= Irene Larsen =

Co-founder of the Magic Castle and the Academy of Magical Arts

Irene Larsen, known affectionately as “Princess Irene” throughout the worldwide community of magicians and illusionists, was a co-founder of the Magic Castle and the Academy of Magical Arts.

She was born Irene Stolz in Germany in 1936. In 1955, American magician John Daniel invited her to come up on stage to assist in a performance. She soon became a permanent part of the act. John Daniel nicknamed her “Princess Irene,” an honorary title she would keep for life, and two years later, they were married.

She divorced John Daniel in 1960 and began working as a magician's assistant to the brothers Milt Larsen and Bill Larsen. In 1963, the three of them founded the Academy of Magical Arts and the Magic Castle.
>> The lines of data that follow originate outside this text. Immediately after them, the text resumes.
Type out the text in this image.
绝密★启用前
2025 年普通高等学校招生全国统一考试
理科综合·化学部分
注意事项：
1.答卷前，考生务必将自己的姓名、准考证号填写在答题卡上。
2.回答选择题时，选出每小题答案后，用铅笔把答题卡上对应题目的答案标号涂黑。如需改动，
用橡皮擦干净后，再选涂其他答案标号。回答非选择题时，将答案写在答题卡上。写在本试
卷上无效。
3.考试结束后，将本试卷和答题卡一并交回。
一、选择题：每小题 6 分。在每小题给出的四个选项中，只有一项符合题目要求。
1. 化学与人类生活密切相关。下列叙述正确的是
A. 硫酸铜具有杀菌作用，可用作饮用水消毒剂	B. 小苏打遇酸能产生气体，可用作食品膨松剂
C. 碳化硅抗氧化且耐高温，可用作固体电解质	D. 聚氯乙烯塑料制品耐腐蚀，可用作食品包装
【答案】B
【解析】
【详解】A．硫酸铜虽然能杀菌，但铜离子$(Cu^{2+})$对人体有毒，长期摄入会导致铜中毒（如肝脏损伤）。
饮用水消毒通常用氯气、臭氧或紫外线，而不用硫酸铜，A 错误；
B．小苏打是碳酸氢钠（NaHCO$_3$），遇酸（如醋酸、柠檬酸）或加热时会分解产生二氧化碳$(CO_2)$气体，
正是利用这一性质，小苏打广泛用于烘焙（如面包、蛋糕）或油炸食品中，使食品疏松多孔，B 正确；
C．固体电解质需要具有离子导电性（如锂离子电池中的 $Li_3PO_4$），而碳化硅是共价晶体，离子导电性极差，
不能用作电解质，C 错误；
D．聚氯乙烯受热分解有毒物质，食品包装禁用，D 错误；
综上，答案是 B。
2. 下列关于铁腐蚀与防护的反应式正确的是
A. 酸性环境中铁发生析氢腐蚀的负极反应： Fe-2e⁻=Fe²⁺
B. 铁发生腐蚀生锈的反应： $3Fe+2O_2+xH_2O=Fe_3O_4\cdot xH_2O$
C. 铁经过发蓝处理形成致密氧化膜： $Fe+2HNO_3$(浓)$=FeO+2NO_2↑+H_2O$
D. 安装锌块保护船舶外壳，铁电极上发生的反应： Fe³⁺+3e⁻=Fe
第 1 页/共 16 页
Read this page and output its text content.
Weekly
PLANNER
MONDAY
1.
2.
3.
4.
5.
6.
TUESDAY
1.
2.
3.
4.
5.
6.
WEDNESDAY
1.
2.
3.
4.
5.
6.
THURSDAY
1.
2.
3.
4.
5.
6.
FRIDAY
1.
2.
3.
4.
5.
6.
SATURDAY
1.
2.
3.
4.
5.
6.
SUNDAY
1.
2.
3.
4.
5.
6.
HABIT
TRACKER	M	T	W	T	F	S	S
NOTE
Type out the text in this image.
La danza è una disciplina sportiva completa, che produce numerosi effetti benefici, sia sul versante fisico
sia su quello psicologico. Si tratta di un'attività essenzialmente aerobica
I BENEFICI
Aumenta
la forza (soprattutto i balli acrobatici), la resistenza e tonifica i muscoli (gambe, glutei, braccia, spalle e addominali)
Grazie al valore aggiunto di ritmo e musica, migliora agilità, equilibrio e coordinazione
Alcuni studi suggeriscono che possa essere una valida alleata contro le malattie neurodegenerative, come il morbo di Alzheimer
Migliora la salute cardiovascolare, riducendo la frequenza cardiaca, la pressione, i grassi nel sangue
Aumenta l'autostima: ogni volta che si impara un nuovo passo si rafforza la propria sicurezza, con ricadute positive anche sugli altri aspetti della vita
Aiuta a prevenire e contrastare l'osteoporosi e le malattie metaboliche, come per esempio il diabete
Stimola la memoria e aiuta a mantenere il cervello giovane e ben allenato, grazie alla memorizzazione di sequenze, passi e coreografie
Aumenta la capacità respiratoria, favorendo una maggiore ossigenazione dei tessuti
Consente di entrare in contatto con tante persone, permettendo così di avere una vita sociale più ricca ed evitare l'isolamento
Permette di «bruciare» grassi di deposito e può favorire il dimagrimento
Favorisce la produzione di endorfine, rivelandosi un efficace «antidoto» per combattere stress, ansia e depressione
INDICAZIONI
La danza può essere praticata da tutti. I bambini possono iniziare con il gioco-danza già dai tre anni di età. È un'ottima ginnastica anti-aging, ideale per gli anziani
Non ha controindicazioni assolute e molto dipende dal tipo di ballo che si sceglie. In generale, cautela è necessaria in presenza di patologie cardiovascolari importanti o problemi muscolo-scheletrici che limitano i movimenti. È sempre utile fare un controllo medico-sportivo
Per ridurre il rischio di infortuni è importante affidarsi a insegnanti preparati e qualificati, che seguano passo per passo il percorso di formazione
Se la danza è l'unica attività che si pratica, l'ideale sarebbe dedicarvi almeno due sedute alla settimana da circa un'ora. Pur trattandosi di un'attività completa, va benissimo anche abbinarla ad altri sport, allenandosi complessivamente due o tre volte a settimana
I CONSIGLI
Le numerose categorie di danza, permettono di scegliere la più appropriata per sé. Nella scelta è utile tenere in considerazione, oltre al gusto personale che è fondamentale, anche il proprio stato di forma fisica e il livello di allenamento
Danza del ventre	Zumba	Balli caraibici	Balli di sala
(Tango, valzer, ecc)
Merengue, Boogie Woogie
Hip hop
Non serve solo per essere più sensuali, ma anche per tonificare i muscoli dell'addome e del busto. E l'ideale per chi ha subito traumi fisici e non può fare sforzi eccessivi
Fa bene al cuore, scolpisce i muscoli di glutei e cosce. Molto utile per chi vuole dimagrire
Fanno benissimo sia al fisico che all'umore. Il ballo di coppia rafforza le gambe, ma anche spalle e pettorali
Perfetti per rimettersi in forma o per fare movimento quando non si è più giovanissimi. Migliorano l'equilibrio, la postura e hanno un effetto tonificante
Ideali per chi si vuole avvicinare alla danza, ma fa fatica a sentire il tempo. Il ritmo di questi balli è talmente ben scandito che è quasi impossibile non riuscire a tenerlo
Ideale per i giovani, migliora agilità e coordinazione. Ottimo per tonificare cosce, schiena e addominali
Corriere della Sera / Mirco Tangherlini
She was the first member of the AMA. Later that year, she and Bill Larsen were married.

She served as an ambassador for the Magic Castle and for the magical arts in general. While continuing to serve as her husband's assistant, she also appeared on the Dean Martin Show, assisting Orson Welles with his own illusion act. She was an early and continuing voice advocating the ethical treatment of animals in magical acts. From 1963 to 1999, she served continuously as either editor or co-editor of Genii: the Conjurer's Magazine, a publication by, for, and about those in the illusionist community.